The quality of flavours impressed me back then – but there’s been a lot of whiskey since – so a revisit seemed in order.

The pleasures reside within. c/othewhiskeynut

A gorgeously presented miniature pack showcasing their core range happened my way – so I got stuck in!

To be honest – I was blown away!

To paraphrase an old hit – Everyone’s A Winner.

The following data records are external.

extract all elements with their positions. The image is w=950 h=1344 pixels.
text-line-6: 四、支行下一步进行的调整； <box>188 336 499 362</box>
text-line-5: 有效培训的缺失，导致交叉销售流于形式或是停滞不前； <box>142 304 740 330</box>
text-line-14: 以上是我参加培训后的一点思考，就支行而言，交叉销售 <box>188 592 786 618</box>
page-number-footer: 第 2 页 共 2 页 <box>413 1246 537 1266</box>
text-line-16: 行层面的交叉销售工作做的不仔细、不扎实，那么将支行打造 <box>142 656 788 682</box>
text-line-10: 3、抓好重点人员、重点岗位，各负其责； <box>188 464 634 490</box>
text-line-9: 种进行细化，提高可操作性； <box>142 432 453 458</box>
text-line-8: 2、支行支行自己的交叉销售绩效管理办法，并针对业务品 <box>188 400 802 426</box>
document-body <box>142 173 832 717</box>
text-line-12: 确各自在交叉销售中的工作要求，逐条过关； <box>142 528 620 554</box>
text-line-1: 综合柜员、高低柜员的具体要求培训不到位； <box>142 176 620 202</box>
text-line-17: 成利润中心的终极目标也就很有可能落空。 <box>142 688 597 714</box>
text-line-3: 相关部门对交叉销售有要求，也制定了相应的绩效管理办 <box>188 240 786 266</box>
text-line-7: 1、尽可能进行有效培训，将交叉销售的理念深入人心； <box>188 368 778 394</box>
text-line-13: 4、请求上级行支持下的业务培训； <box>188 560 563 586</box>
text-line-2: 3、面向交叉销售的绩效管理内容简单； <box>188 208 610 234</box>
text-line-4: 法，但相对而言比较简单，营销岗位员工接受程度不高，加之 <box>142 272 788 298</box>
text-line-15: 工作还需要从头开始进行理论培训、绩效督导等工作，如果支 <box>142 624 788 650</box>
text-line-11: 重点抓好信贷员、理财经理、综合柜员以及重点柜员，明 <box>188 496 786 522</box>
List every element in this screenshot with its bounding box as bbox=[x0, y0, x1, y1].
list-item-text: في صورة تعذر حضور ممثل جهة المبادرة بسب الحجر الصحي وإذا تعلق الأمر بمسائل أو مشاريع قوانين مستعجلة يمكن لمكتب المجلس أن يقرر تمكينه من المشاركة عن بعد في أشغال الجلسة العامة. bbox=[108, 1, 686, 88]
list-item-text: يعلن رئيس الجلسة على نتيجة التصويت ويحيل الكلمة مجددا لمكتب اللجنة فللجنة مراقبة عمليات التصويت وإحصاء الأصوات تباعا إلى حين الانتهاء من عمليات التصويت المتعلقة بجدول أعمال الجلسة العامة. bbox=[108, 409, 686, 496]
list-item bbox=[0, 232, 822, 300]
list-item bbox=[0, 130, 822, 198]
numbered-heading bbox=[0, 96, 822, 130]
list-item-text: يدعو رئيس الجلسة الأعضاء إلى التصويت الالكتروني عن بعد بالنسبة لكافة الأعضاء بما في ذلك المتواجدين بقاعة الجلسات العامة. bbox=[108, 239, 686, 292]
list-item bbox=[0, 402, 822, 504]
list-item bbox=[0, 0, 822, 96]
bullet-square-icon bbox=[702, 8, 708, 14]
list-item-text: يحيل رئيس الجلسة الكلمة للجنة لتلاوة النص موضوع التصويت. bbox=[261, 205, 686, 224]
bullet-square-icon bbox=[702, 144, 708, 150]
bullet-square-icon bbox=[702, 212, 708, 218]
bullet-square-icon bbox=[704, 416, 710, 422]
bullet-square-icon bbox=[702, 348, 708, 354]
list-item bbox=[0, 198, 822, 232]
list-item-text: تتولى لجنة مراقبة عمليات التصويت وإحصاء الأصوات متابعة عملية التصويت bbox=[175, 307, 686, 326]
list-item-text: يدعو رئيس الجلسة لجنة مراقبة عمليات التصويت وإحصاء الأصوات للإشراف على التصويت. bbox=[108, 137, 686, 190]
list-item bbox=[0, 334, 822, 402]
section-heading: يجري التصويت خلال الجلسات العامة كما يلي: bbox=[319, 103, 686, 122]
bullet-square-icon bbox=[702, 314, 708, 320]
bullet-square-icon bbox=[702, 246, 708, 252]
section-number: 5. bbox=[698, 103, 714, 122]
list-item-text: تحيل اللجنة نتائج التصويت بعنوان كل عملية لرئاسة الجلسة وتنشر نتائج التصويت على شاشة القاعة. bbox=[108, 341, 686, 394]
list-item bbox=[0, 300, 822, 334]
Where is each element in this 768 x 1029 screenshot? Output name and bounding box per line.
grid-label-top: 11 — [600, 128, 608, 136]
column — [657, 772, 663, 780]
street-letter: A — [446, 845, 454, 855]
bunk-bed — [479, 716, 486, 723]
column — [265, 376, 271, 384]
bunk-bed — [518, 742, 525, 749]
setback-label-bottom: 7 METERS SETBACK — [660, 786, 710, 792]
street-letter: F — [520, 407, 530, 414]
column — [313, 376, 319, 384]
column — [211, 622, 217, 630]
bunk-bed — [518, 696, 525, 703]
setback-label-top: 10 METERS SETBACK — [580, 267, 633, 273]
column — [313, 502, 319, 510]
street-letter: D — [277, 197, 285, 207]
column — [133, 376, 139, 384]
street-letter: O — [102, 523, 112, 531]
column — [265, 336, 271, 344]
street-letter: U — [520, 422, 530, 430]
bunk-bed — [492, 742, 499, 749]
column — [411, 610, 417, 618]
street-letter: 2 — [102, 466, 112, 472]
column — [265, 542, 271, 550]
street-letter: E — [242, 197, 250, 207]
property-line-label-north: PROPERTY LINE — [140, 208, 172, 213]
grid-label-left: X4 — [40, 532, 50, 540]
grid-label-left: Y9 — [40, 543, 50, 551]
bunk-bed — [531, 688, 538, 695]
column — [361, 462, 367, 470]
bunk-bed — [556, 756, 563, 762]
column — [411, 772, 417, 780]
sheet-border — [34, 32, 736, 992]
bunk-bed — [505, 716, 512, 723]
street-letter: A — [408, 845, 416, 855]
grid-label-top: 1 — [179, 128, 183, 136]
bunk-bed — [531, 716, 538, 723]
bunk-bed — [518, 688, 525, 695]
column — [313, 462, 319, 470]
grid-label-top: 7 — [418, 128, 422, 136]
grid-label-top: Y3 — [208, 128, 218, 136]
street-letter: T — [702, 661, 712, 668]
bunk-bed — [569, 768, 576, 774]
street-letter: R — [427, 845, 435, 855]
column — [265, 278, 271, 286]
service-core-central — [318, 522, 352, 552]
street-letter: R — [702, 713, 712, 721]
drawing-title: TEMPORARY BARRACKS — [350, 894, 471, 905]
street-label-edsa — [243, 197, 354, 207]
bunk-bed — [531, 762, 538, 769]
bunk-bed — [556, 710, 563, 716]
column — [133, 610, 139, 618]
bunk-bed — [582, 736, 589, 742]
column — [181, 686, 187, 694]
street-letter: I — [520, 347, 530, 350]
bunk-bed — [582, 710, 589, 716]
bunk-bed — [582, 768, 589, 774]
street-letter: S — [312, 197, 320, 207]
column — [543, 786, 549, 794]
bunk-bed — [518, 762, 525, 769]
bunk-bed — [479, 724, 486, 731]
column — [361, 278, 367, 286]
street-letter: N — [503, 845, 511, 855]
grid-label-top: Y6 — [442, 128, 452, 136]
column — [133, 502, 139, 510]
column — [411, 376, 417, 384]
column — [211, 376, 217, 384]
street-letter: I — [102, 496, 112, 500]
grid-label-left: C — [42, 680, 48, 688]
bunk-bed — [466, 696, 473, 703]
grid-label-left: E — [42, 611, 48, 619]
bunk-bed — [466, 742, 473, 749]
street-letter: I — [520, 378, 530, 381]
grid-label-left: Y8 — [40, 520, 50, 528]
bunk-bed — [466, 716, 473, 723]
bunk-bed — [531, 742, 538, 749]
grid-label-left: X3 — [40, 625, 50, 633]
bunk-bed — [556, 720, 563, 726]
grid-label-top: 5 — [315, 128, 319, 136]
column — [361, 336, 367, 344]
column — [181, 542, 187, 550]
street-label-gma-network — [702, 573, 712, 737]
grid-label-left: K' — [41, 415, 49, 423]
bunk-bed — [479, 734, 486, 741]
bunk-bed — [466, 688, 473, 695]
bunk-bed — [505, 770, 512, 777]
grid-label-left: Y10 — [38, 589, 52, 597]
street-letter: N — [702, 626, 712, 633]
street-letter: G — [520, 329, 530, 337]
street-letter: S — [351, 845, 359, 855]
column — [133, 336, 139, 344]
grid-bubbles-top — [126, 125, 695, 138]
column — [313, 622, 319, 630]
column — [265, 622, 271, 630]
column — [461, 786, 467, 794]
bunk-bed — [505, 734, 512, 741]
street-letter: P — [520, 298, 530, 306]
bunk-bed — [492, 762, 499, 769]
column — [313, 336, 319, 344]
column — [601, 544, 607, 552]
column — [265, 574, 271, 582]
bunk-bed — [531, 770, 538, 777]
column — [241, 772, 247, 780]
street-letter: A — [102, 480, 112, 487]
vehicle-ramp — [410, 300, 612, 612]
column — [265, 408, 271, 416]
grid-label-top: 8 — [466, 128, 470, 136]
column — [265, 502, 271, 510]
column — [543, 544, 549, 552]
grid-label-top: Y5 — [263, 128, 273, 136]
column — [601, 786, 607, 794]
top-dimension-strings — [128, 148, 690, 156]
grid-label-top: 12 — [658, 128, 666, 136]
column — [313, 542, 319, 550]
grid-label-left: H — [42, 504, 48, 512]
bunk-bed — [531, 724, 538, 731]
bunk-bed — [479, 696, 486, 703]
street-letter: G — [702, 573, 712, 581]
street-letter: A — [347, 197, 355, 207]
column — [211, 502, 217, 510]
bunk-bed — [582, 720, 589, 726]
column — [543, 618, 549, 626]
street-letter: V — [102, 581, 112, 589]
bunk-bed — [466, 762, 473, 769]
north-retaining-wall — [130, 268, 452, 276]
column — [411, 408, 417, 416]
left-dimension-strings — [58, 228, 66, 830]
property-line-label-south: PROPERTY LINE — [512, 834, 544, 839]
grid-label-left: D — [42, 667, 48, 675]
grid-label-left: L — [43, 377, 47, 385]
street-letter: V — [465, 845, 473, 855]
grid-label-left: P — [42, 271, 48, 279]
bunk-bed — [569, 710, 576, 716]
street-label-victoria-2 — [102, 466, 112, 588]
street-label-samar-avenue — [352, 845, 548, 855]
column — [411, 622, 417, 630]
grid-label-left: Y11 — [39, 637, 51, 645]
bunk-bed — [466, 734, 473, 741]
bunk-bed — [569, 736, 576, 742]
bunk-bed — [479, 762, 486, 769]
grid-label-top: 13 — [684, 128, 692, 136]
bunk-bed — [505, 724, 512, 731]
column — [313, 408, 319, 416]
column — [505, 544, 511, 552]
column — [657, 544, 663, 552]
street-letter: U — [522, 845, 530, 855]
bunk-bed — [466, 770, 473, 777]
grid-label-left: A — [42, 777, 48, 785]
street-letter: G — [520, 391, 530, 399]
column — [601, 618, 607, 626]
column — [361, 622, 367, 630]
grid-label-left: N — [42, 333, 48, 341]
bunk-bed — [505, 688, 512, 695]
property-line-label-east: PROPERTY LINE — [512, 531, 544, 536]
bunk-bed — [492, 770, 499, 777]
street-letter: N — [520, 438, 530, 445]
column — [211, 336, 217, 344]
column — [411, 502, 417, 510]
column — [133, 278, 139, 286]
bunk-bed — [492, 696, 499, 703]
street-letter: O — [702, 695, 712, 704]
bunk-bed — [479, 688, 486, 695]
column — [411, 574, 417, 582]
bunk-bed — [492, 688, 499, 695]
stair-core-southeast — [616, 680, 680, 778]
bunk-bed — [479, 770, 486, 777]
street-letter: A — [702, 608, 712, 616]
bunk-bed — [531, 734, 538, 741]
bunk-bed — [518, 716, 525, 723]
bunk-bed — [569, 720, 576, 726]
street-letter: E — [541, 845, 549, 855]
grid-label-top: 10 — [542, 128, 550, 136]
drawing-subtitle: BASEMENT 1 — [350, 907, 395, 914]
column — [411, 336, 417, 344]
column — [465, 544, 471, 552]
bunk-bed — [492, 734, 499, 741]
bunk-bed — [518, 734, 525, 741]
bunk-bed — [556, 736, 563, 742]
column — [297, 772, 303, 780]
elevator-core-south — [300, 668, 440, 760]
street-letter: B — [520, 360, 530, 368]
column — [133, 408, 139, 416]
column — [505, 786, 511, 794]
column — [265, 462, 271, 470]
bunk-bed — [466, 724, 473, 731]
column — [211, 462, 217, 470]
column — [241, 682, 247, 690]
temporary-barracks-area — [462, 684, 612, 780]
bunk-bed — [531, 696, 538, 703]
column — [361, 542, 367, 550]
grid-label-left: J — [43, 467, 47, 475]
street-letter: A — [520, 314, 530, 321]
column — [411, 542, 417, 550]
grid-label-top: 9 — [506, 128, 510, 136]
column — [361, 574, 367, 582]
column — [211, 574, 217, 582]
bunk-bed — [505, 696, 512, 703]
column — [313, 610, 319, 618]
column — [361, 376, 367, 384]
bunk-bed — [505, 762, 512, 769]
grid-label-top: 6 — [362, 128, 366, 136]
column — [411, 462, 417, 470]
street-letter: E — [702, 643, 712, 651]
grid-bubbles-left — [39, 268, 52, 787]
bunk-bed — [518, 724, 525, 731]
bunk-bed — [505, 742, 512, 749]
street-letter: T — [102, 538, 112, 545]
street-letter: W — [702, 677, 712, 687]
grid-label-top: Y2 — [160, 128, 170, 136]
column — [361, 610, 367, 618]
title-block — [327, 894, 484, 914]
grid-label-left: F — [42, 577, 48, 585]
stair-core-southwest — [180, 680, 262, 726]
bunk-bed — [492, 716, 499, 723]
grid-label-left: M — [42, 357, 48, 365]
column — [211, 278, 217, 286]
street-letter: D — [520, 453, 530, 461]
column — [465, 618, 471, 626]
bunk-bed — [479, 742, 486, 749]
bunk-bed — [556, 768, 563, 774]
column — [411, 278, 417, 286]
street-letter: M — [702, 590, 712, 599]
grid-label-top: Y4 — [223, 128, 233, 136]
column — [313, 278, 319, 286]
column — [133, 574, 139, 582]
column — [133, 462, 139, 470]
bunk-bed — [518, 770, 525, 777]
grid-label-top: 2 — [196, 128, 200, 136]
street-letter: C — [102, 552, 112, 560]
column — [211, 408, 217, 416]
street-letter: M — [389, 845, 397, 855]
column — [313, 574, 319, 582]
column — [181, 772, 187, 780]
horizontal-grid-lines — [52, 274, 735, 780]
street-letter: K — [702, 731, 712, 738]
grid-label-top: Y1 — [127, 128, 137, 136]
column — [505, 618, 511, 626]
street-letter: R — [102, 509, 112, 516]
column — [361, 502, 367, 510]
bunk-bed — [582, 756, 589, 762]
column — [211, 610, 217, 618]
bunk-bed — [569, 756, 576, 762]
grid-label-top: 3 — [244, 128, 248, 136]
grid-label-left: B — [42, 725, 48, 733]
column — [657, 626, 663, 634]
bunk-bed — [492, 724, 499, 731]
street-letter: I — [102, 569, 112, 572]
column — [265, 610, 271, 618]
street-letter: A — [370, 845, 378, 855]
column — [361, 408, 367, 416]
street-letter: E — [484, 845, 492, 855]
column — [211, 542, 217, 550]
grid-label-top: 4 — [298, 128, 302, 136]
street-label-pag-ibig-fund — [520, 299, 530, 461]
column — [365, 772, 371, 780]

They had me question my preference for peat – as well as the attraction for cask strength.

Brilliance 46%

A gorgeously clean & fresh ex-bourbon cask matured malt.

Edited 46%

A straightforward peat smoke stonker.

Bold 46%

Dials the peat – and the flavours – up a notch.

Classic 55.2%

A cask strength crusader.

Peated 55.5%

The peat fire is getting seriously hot.

Enjoying these whiskies again was a fabulous treat.

Were the joys of a flavoursome ex-bourbon cask malt able to trounce a pleasing peater?

Was the cask strength power curtailed by the 46% sweet spot?

Ready & waiting. c/othewhiskeynut

Let’s just say Bold won the day!

Hat’s off to Paul John – seriously satisfying whisky.